Как посчитать RMSE в SQL
Содержание:
Зачем RMSE
RMSE = Root Mean Squared Error. Главная метрика regression моделей. Penalizes large errors more (squared). Same units as target (unlike MSE).
Формула
RMSE = sqrt(mean((predicted - actual)²))Базовый расчёт
WITH errors AS (
SELECT
prediction_id,
predicted_value,
actual_value,
predicted_value - actual_value AS error,
POWER(predicted_value - actual_value, 2) AS squared_error
FROM predictions
WHERE prediction_date >= CURRENT_DATE - INTERVAL '30 days'
)
SELECT
COUNT(*) AS predictions,
AVG(error) AS mean_error, -- bias
AVG(squared_error) AS mse,
SQRT(AVG(squared_error)) AS rmse,
AVG(ABS(error)) AS mae
FROM errors;RMSE vs MAE
| Метрика | Penalizes outliers | Robust |
|---|---|---|
| MAE | Linearly | Yes |
| RMSE | Quadratically (much more) | No |
Pick:
- MAE — outliers expected, don't want to over-penalize
- RMSE — large errors disproportionately bad
SELECT
AVG(ABS(error)) AS mae,
SQRT(AVG(POWER(error, 2))) AS rmse,
SQRT(AVG(POWER(error, 2))) / NULLIF(AVG(ABS(error)), 0) AS rmse_mae_ratio
FROM (SELECT predicted_value - actual_value AS error FROM predictions) e;Если ratio > 1.5 → outliers driving RMSE up.
По segments
SELECT
segment,
COUNT(*) AS predictions,
SQRT(AVG(POWER(predicted_value - actual_value, 2))) AS rmse,
AVG(ABS(predicted_value - actual_value)) AS mae,
AVG(actual_value) AS avg_actual
FROM predictions
WHERE prediction_date >= CURRENT_DATE - INTERVAL '30 days'
GROUP BY segment
ORDER BY rmse DESC;High-error segments — model retraining / feature engineering.
Normalized RMSE
For comparison across scales:
WITH stats AS (
SELECT
SQRT(AVG(POWER(predicted_value - actual_value, 2))) AS rmse,
AVG(actual_value) AS avg_actual,
MAX(actual_value) - MIN(actual_value) AS RANGE
FROM predictions
)
SELECT
rmse,
rmse / NULLIF(avg_actual, 0) AS rmse_pct_of_mean,
rmse / NULLIF(RANGE, 0) AS rmse_pct_of_range
FROM stats;RMSE как % of mean — interpretable.
RMSE over time
SELECT
DATE_TRUNC('week', prediction_date) AS week,
COUNT(*) AS predictions,
SQRT(AVG(POWER(predicted_value - actual_value, 2))) AS rmse
FROM predictions
WHERE prediction_date >= CURRENT_DATE - INTERVAL '12 weeks'
GROUP BY 1
ORDER BY 1;RMSE растёт → concept drift, retrain.
Частые ошибки
Ошибка 1. RMSE без context. RMSE = 5. Good или bad? Depends on target scale.
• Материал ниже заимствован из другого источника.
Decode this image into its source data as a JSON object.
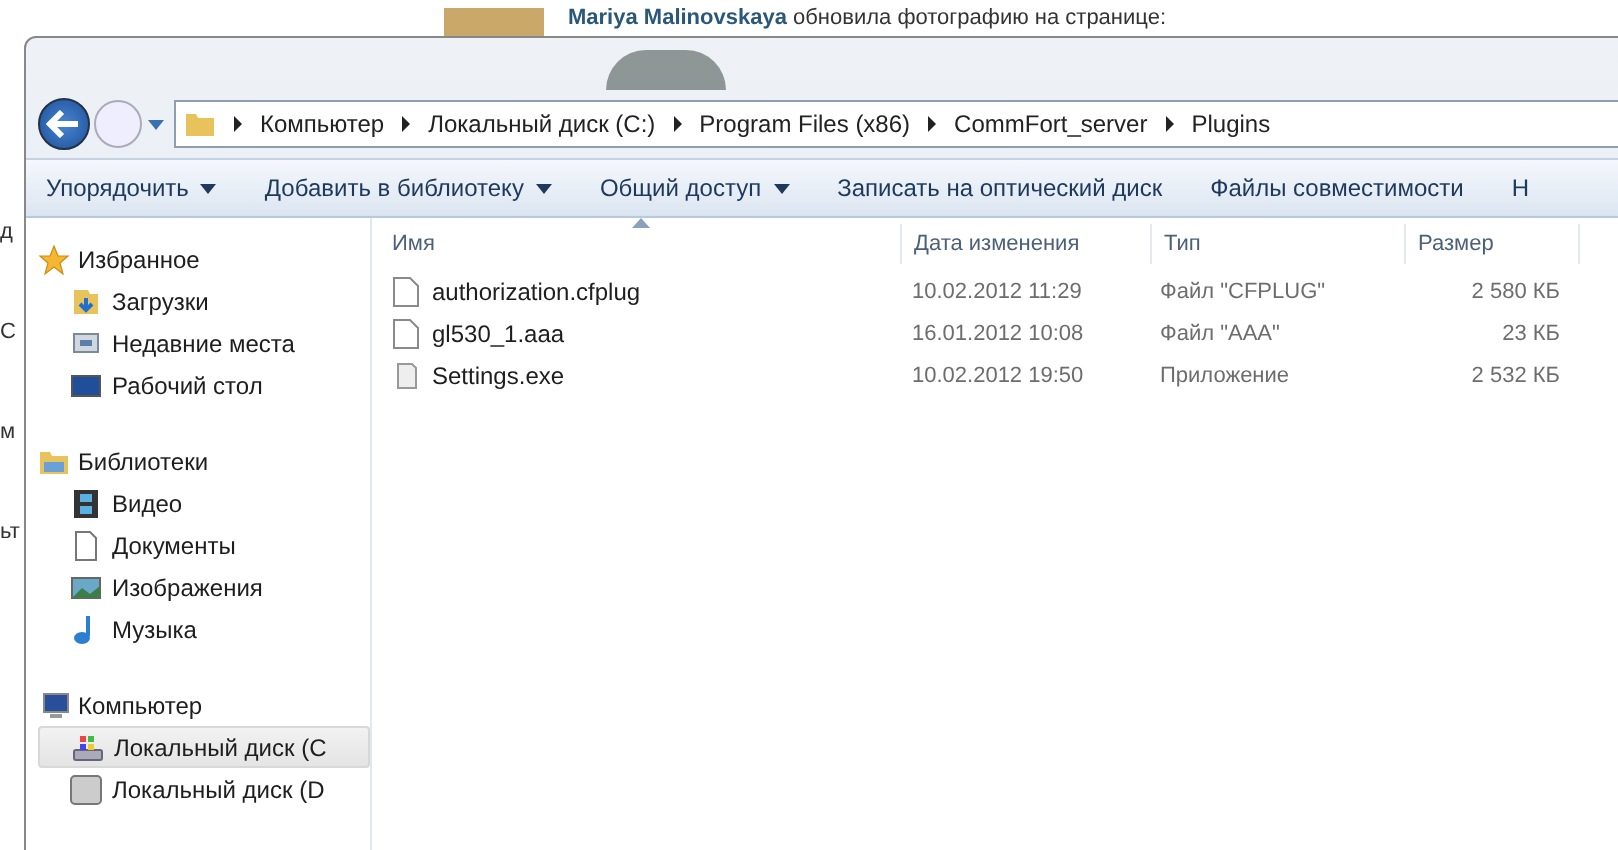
{
  "background_page": {
    "author": "Mariya Malinovskaya",
    "post_text": "обновила фотографию на странице:",
    "left_fragments": [
      "д",
      "С",
      "м",
      "ьт"
    ]
  },
  "address_bar": {
    "path": [
      "Компьютер",
      "Локальный диск (C:)",
      "Program Files (x86)",
      "CommFort_server",
      "Plugins"
    ]
  },
  "toolbar": [
    {
      "label": "Упорядочить",
      "dropdown": true
    },
    {
      "label": "Добавить в библиотеку",
      "dropdown": true
    },
    {
      "label": "Общий доступ",
      "dropdown": true
    },
    {
      "label": "Записать на оптический диск",
      "dropdown": false
    },
    {
      "label": "Файлы совместимости",
      "dropdown": false
    },
    {
      "label": "Н",
      "dropdown": false
    }
  ],
  "sidebar": {
    "groups": [
      {
        "label": "Избранное",
        "kind": "favorites",
        "items": [
          {
            "label": "Загрузки",
            "kind": "downloads",
            "selected": false
          },
          {
            "label": "Недавние места",
            "kind": "recent",
            "selected": false
          },
          {
            "label": "Рабочий стол",
            "kind": "desktop",
            "selected": false
          }
        ]
      },
      {
        "label": "Библиотеки",
        "kind": "libraries",
        "items": [
          {
            "label": "Видео",
            "kind": "video",
            "selected": false
          },
          {
            "label": "Документы",
            "kind": "documents",
            "selected": false
          },
          {
            "label": "Изображения",
            "kind": "pictures",
            "selected": false
          },
          {
            "label": "Музыка",
            "kind": "music",
            "selected": false
          }
        ]
      },
      {
        "label": "Компьютер",
        "kind": "computer",
        "items": [
          {
            "label": "Локальный диск (C",
            "kind": "system-drive",
            "selected": true
          },
          {
            "label": "Локальный диск (D",
            "kind": "drive",
            "selected": false
          }
        ]
      }
    ]
  },
  "table": {
    "columns": [
      "Имя",
      "Дата изменения",
      "Тип",
      "Размер"
    ],
    "rows": [
      {
        "kind": "file",
        "name": "authorization.cfplug",
        "date": "10.02.2012 11:29",
        "type": "Файл \"CFPLUG\"",
        "size": "2 580 КБ"
      },
      {
        "kind": "file",
        "name": "gl530_1.aaa",
        "date": "16.01.2012 10:08",
        "type": "Файл \"AAA\"",
        "size": "23 КБ"
      },
      {
        "kind": "exe",
        "name": "Settings.exe",
        "date": "10.02.2012 19:50",
        "type": "Приложение",
        "size": "2 532 КБ"
      }
    ]
  }
}
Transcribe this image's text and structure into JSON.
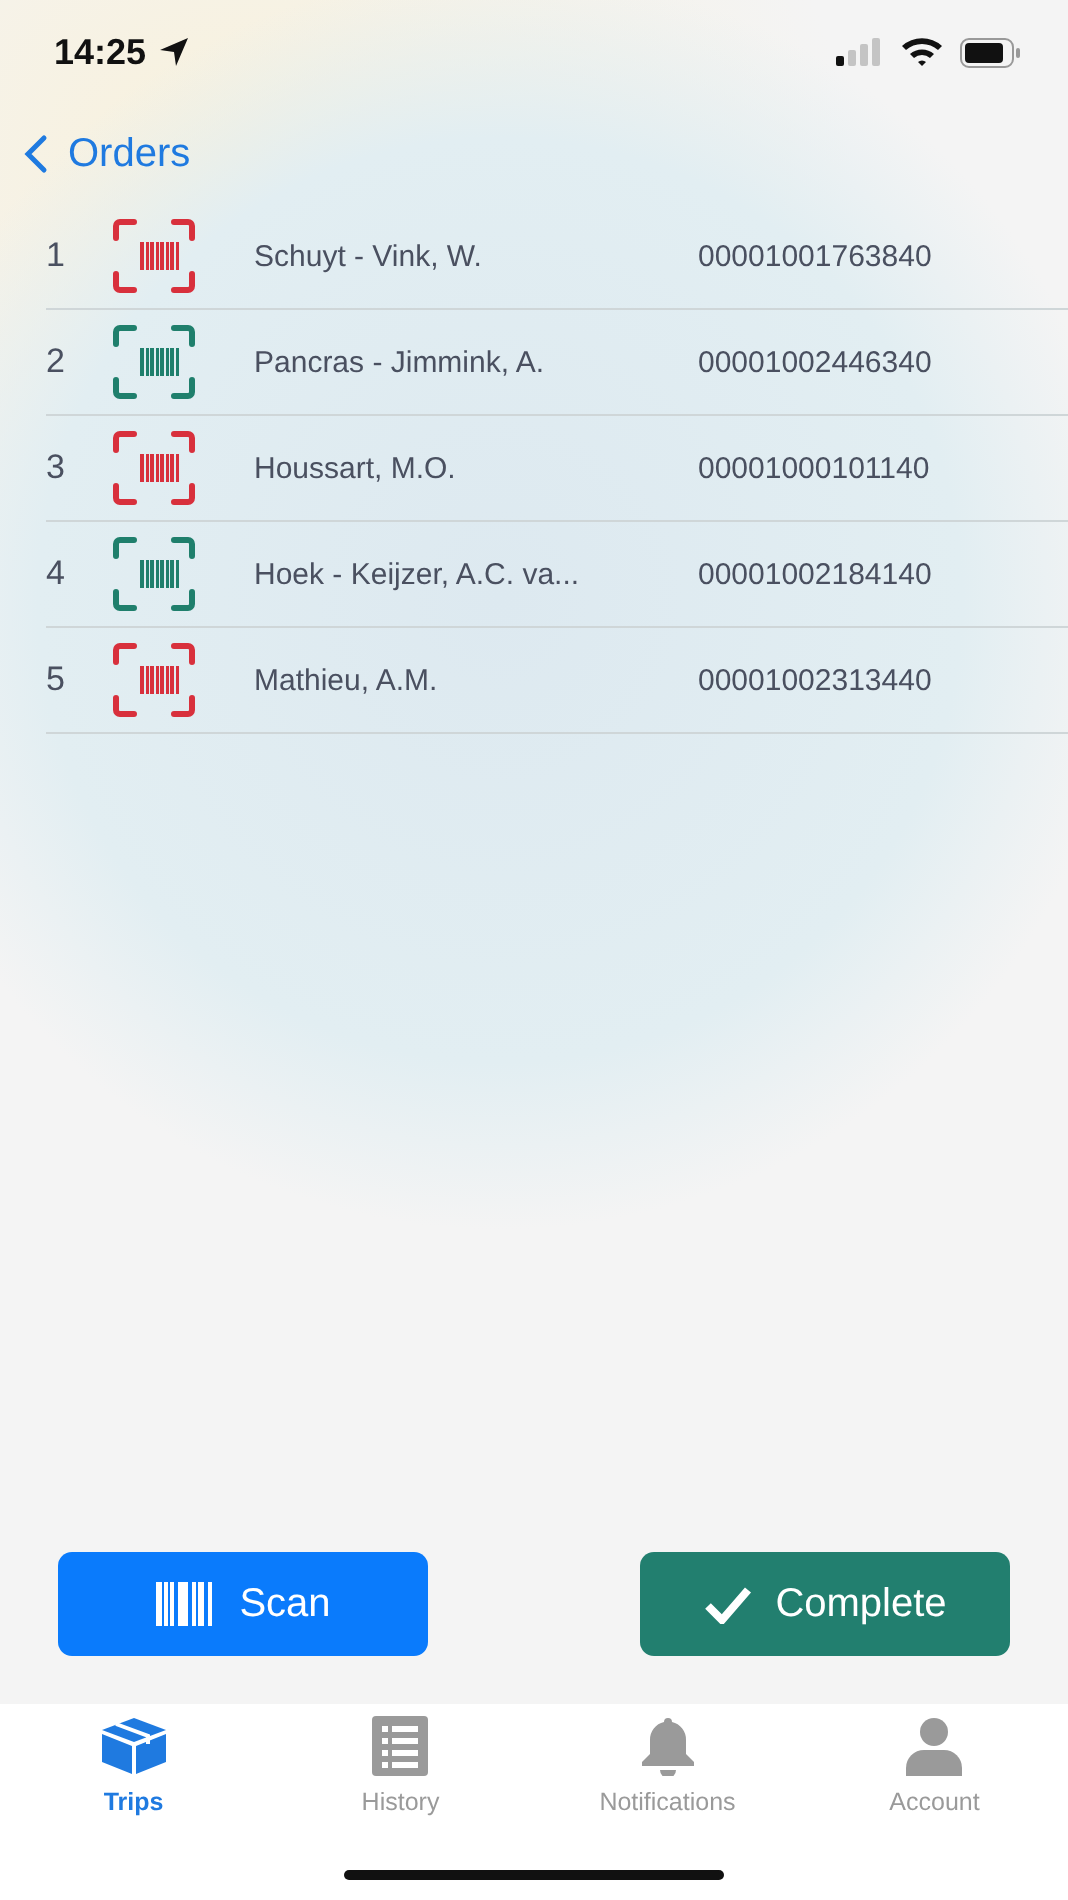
{
  "status_bar": {
    "time": "14:25"
  },
  "nav": {
    "back_label": "Orders"
  },
  "orders": [
    {
      "index": "1",
      "name": "Schuyt - Vink, W.",
      "number": "00001001763840",
      "scanned": false
    },
    {
      "index": "2",
      "name": "Pancras - Jimmink, A.",
      "number": "00001002446340",
      "scanned": true
    },
    {
      "index": "3",
      "name": "Houssart, M.O.",
      "number": "00001000101140",
      "scanned": false
    },
    {
      "index": "4",
      "name": "Hoek - Keijzer, A.C. va...",
      "number": "00001002184140",
      "scanned": true
    },
    {
      "index": "5",
      "name": "Mathieu, A.M.",
      "number": "00001002313440",
      "scanned": false
    }
  ],
  "actions": [
    {
      "kind": "scan",
      "label": "Scan"
    },
    {
      "kind": "complete",
      "label": "Complete"
    }
  ],
  "tabs": [
    {
      "kind": "trips",
      "label": "Trips",
      "selected": true
    },
    {
      "kind": "history",
      "label": "History",
      "selected": false
    },
    {
      "kind": "notifications",
      "label": "Notifications",
      "selected": false
    },
    {
      "kind": "account",
      "label": "Account",
      "selected": false
    }
  ]
}
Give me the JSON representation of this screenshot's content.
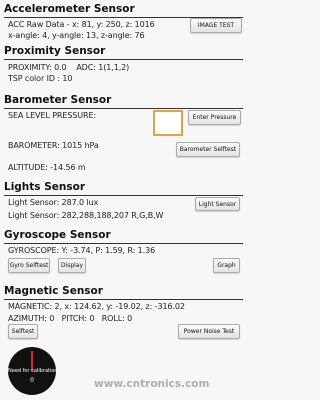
{
  "accelerometer": {
    "title": "Accelerometer Sensor",
    "raw": "ACC Raw Data - x: 81, y: 250, z: 1016",
    "angles": "x-angle: 4, y-angle: 13, z-angle: 76",
    "image_test_label": "IMAGE TEST"
  },
  "proximity": {
    "title": "Proximity Sensor",
    "values": "PROXIMITY: 0.0    ADC: 1(1,1,2)",
    "tsp_color": "TSP color ID : 10"
  },
  "barometer": {
    "title": "Barometer Sensor",
    "sea_level": "SEA LEVEL PRESSURE:",
    "enter_pressure_label": "Enter Pressure",
    "barometer": "BAROMETER: 1015 hPa",
    "selftest_label": "Barometer Selftest",
    "altitude": "ALTITUDE: -14.56 m"
  },
  "lights": {
    "title": "Lights Sensor",
    "lux": "Light Sensor: 287.0 lux",
    "rgbw": "Light Sensor: 282,288,188,207 R,G,B,W",
    "button_label": "Light Sensor"
  },
  "gyroscope": {
    "title": "Gyroscope Sensor",
    "values": "GYROSCOPE: Y: -3.74, P: 1.59, R: 1.36",
    "selftest_label": "Gyro Selftest",
    "display_label": "Display",
    "graph_label": "Graph"
  },
  "magnetic": {
    "title": "Magnetic Sensor",
    "values": "MAGNETIC: 2, x: 124.62, y: -19.02, z: -316.02",
    "orientation": "AZIMUTH: 0   PITCH: 0   ROLL: 0",
    "selftest_label": "Selftest",
    "power_noise_label": "Power Noise Test"
  },
  "compass": {
    "calibration_text": "Need for calibration",
    "degrees": "0"
  },
  "watermark": "www.cntronics.com",
  "colors": {
    "accent_box": "#e6a24a",
    "compass_bg": "#111111",
    "needle": "#e52222"
  }
}
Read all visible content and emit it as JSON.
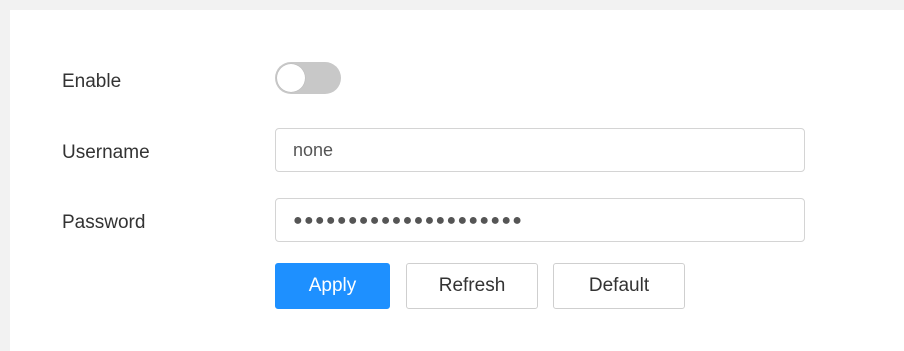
{
  "form": {
    "enable": {
      "label": "Enable",
      "checked": false
    },
    "username": {
      "label": "Username",
      "value": "none"
    },
    "password": {
      "label": "Password",
      "masked_value": "●●●●●●●●●●●●●●●●●●●●●"
    }
  },
  "actions": {
    "apply_label": "Apply",
    "refresh_label": "Refresh",
    "default_label": "Default"
  },
  "colors": {
    "primary": "#1e90ff",
    "toggle_off": "#c8c8c8"
  }
}
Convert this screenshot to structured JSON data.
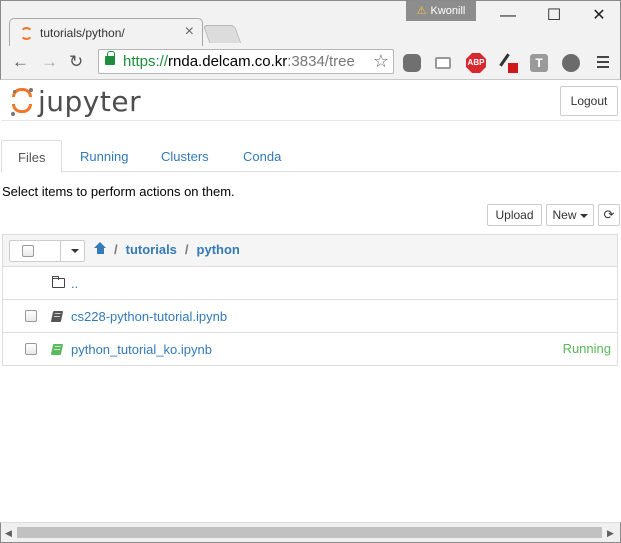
{
  "browser": {
    "tab_title": "tutorials/python/",
    "tab_close": "×",
    "profile_name": "Kwonill",
    "profile_warning": "⚠",
    "window_controls": {
      "minimize": "—",
      "maximize": "☐",
      "close": "✕"
    },
    "nav": {
      "back": "←",
      "forward": "→",
      "reload": "↻"
    },
    "address": {
      "scheme": "https://",
      "host": "rnda.delcam.co.kr",
      "rest": ":3834/tree",
      "star": "☆"
    },
    "extensions": {
      "abp_label": "ABP",
      "t_label": "T"
    },
    "accent": "#1e8e3e"
  },
  "jupyter": {
    "logo_text": "jupyter",
    "logout_label": "Logout",
    "tabs": [
      {
        "label": "Files",
        "active": true
      },
      {
        "label": "Running",
        "active": false
      },
      {
        "label": "Clusters",
        "active": false
      },
      {
        "label": "Conda",
        "active": false
      }
    ],
    "hint": "Select items to perform actions on them.",
    "upload_label": "Upload",
    "new_label": "New",
    "refresh_icon": "⟳",
    "breadcrumb": [
      "tutorials",
      "python"
    ],
    "breadcrumb_separator": "/",
    "items": [
      {
        "name": "..",
        "type": "folder",
        "status": ""
      },
      {
        "name": "cs228-python-tutorial.ipynb",
        "type": "notebook",
        "status": ""
      },
      {
        "name": "python_tutorial_ko.ipynb",
        "type": "notebook-running",
        "status": "Running"
      }
    ],
    "colors": {
      "link": "#337ab7",
      "running": "#5cb85c",
      "logo_orange": "#f37726"
    }
  },
  "scrollbar": {
    "left_arrow": "◀",
    "right_arrow": "▶"
  }
}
Ошибка 2. Outliers dominate. 1 huge error inflates RMSE. MAE robust alternative.
Ошибка 3. Train RMSE vs Test RMSE. Optimization on train. Evaluation on test. Don't mix.
Ошибка 4. Different units. Compare RMSE для price ($) vs probability (0-1). Different ranges.
Ошибка 5. RMSE = SD? Only if predictions = mean (constant model). Else different.
Связанные темы
- Как посчитать MAE в SQL
- Как посчитать MAPE в SQL
- Как посчитать R² в SQL
- Linear regression для аналитика
FAQ
RMSE units?
Same as target. Predicting prices в USD — RMSE в USD.
Какой RMSE acceptable?
Depends on target scale. RMSE 5 на price $50 — bad (10% error). На price $5000 — excellent.
MAE или RMSE?
MAE — robust. RMSE — outlier-sensitive. Both report.
RMSE > 0 — always?
Yes (RMSE always non-negative, only 0 если perfect predictions).
Train vs Test RMSE?
Train RMSE → overfitting risk. Test RMSE → real model performance.